Monday, 1 August 2011
Handling Rejection Letters
By Richard Jay Parker
Was having a sort out over the weekend and stumbled upon some old bound box files of rejection letters. They're not exactly meticulously filed but I always made a point of trying to draw something positive from the feedback (even the standard ones...) before adding to my collection.
They sit on the shelf like two encyclopedias of hopelessness.
When they arrive they're the very last document you want to read. A single piece of paper that signifies the negative climax of weeks/months of waiting. They're worth holding on to though, however critical they are of your work.
It takes time to look at them objectively but as you build your full set of encyclopedias they gradually become a map of your writing journey. Often, because of time constraints, they offer nothing in the way of specific pointers but sometimes an editor or agent will be able to tell you something useful - even if you don't want to hear it at the time.

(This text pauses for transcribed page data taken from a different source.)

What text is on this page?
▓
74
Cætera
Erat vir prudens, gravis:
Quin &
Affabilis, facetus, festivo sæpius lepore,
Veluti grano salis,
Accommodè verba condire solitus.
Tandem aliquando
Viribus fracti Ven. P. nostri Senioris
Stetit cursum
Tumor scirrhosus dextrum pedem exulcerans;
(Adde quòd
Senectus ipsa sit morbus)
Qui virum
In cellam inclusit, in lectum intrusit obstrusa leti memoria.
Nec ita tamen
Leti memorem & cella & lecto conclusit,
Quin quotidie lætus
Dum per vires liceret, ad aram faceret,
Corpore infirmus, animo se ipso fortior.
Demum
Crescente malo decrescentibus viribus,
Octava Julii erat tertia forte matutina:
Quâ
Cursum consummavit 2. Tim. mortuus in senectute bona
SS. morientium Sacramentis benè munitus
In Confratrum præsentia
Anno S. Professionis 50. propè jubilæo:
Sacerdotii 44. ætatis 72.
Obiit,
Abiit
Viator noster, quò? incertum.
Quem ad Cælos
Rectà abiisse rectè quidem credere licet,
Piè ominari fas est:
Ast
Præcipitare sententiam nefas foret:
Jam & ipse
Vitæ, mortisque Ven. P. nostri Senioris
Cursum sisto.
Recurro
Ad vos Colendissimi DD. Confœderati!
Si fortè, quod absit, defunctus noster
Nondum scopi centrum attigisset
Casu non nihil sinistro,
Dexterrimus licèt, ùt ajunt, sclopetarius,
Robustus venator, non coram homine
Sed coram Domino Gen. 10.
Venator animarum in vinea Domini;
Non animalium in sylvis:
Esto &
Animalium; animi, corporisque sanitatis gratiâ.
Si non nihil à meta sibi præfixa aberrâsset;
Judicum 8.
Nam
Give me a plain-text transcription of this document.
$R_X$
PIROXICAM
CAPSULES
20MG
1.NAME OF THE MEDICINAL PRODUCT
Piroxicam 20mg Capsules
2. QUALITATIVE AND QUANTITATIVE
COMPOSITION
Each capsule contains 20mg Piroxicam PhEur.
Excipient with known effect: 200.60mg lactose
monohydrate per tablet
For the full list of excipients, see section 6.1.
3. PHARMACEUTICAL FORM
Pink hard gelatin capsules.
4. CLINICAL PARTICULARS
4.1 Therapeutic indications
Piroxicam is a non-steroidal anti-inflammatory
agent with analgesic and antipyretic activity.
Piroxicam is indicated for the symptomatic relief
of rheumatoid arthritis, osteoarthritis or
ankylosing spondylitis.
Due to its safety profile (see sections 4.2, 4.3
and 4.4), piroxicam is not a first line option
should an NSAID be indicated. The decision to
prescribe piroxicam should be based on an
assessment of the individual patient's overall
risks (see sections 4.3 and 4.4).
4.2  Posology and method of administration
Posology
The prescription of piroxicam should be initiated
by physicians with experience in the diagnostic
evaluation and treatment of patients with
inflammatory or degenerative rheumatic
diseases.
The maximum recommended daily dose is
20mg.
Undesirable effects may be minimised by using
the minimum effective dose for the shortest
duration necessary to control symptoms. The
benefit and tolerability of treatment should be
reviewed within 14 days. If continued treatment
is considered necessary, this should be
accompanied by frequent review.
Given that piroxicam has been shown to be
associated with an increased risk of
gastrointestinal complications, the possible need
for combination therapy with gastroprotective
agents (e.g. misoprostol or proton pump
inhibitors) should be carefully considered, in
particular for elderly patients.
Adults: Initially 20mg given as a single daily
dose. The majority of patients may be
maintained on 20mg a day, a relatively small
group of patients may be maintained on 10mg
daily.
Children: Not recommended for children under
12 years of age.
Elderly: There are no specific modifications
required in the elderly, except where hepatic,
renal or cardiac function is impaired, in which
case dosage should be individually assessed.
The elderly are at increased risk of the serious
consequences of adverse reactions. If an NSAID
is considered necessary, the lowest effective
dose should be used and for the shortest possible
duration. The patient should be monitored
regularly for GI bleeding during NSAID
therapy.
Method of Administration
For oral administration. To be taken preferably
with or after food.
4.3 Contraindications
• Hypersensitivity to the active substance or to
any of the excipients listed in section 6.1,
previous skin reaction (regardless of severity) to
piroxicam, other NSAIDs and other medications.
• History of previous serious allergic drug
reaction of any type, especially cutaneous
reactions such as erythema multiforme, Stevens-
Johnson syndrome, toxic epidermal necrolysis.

I'm a glutton for punishment. As well as my literary knockbacks I've also got a TV submissions file that starts in 1986. Among them is one apologetic rejection from a producer who returned my work to me over a year later because it had fallen down the back of his filing cabinet. Needless to say, I'd taken the first few months as a good sign. I actually worked with him years later. Needless to say the first letter that informed me of an intention to use one of my pieces is covered in grubby fingerprints. But the rejections continued after that and to this day.
It's a inevitable part of every writer's existence. But even though the moment of rejection gives you that plummeting feeling in your stomach you steadily learn how to speed up your recovery and get back to your keyboard with more determination.
Use the rejection letter as fuel for your creative engine.